Arzu Forough, president and CEO of the Washington Autism Alliance, agrees that increased support for public schools would initially help reduce out-of-state placements. Often, she says, the dire situation children find themselves in before being kicked out of the state can have lasting effects.
“It’s the years of trauma that these students face before being placed in a proper placement that scars them and scars them for many, many years,” Forough says. “The focus should be on timely access to effective educational programs and effective therapeutic programs.”
Forough says she knows many other parents like Toby and like Haile with children who are either stuck in a hospital, unable to find a safe placement, or have been discharged from the state. She adds that Washington does not have therapeutic boarding schools, which focus more on education than residential treatment centers.
“And so we have this hodgepodge of different systems that don’t work well together,” says Forough. “It doesn’t surprise me that families have to make this really tough decision to place students out of state.”
Northshore School District’s Neuberger speculates that Washington overall lacks residential behavioral treatment options, in part because children in the state may refuse residential treatment once they turn 13, making it less likely to build schools. such an establishment in Washington. The law aims to give children more freedom in their care. State lawmakers changed it in 2019 to give parents more power to get outpatient treatment for children. However, in states with more residential behavioral health facilities, such as Utah, the age of consent is 18.
In his budget proposal for this legislative session, Governor Jay Inslee is calling for funding that would add to the state’s behavioral health treatment capacity. One proposal would be to add beds for therapeutic and out-of-home services for youth with significant behavioral issues.
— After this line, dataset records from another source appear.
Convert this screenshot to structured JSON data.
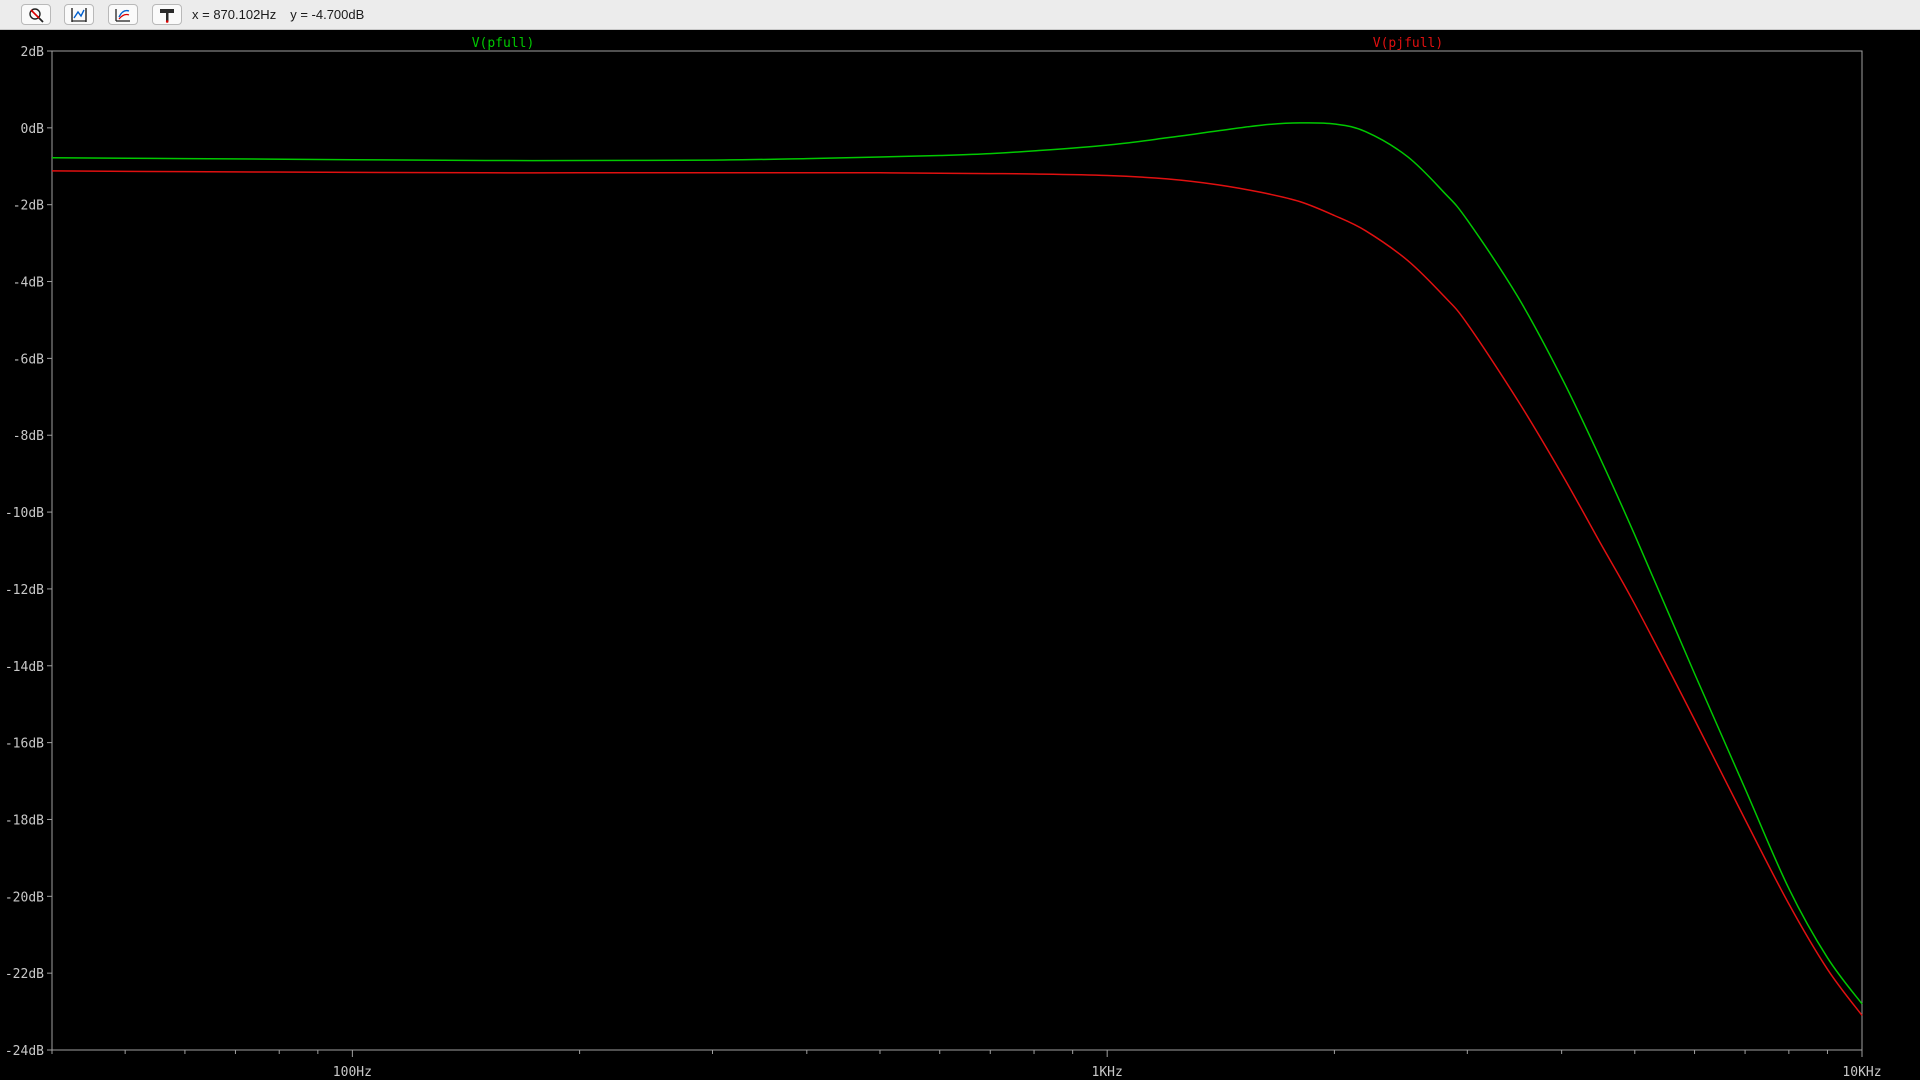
{
  "toolbar": {
    "buttons": [
      {
        "name": "zoom-cancel-icon"
      },
      {
        "name": "autorange-icon"
      },
      {
        "name": "axis-settings-icon"
      },
      {
        "name": "probe-icon"
      }
    ],
    "cursor": {
      "x_text": "x = 870.102Hz",
      "y_text": "y = -4.700dB"
    }
  },
  "colors": {
    "background": "#000000",
    "axis": "#a0a0a0",
    "label": "#c8c8c8",
    "series1": "#00c800",
    "series2": "#e01010"
  },
  "chart_data": {
    "type": "line",
    "xscale": "log",
    "xlim": [
      40,
      10000
    ],
    "ylim": [
      -24,
      2
    ],
    "y_ticks": [
      2,
      0,
      -2,
      -4,
      -6,
      -8,
      -10,
      -12,
      -14,
      -16,
      -18,
      -20,
      -22,
      -24
    ],
    "y_tick_labels": [
      "2dB",
      "0dB",
      "-2dB",
      "-4dB",
      "-6dB",
      "-8dB",
      "-10dB",
      "-12dB",
      "-14dB",
      "-16dB",
      "-18dB",
      "-20dB",
      "-22dB",
      "-24dB"
    ],
    "x_major_ticks": [
      100,
      1000,
      10000
    ],
    "x_tick_labels": [
      "100Hz",
      "1KHz",
      "10KHz"
    ],
    "series": [
      {
        "name": "V(pfull)",
        "color": "#00c800",
        "x": [
          40,
          60,
          100,
          150,
          200,
          300,
          400,
          500,
          600,
          700,
          800,
          1000,
          1200,
          1400,
          1600,
          1800,
          2000,
          2200,
          2500,
          2800,
          3000,
          3500,
          4000,
          4500,
          5000,
          6000,
          7000,
          8000,
          9000,
          10000
        ],
        "y": [
          -0.78,
          -0.8,
          -0.83,
          -0.85,
          -0.85,
          -0.84,
          -0.8,
          -0.76,
          -0.72,
          -0.67,
          -0.6,
          -0.45,
          -0.26,
          -0.08,
          0.07,
          0.13,
          0.1,
          -0.1,
          -0.75,
          -1.7,
          -2.4,
          -4.4,
          -6.5,
          -8.6,
          -10.6,
          -14.2,
          -17.2,
          -19.8,
          -21.6,
          -22.8
        ]
      },
      {
        "name": "V(pjfull)",
        "color": "#e01010",
        "x": [
          40,
          60,
          100,
          150,
          200,
          300,
          400,
          500,
          600,
          700,
          800,
          1000,
          1200,
          1400,
          1600,
          1800,
          2000,
          2200,
          2500,
          2800,
          3000,
          3500,
          4000,
          4500,
          5000,
          6000,
          7000,
          8000,
          9000,
          10000
        ],
        "y": [
          -1.12,
          -1.14,
          -1.16,
          -1.17,
          -1.17,
          -1.17,
          -1.17,
          -1.17,
          -1.18,
          -1.19,
          -1.2,
          -1.24,
          -1.33,
          -1.48,
          -1.68,
          -1.92,
          -2.28,
          -2.68,
          -3.45,
          -4.4,
          -5.1,
          -7.1,
          -9.0,
          -10.8,
          -12.4,
          -15.4,
          -18.0,
          -20.2,
          -21.9,
          -23.1
        ]
      }
    ]
  }
}
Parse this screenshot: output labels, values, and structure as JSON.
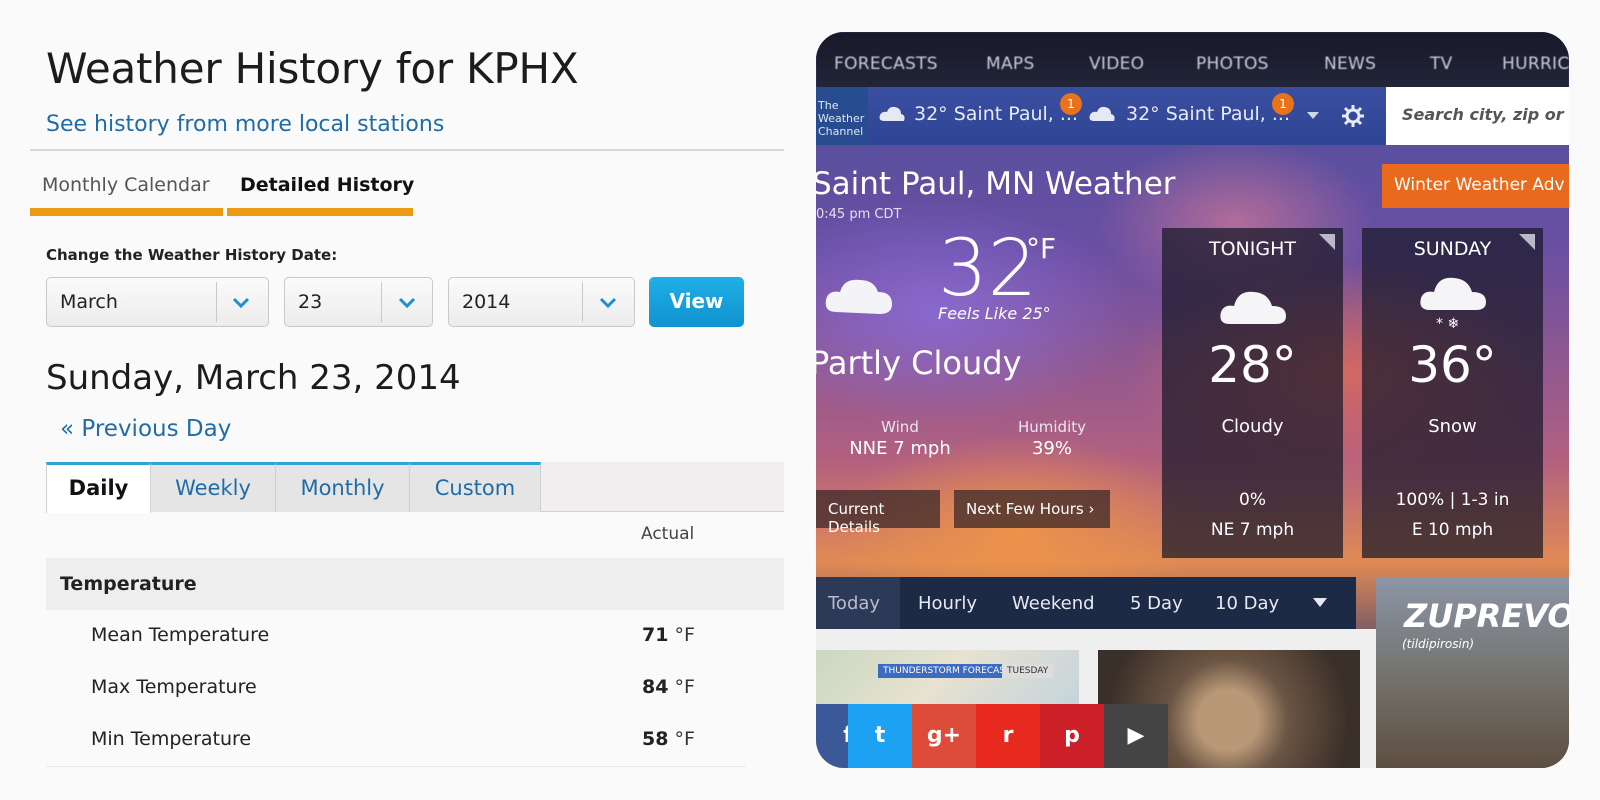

Another proposal would be to add a short-term residential crisis stabilization program for youth with severe behavioral health issues.
Dym, a former Inslee Education Ombudsman, supports further investment in behavioral health options. She doesn’t think the laws need to be changed to better serve students in Washington. If it costs $300,000 to move a student to Kansas, she asks, what could that money be used for here?
“We have the ability and capacity in our state to take care of our own children,” Dym says. “And we’ve made a really strong commitment not to. Because it’s not like the legislature and the agencies aren’t aware of the situation.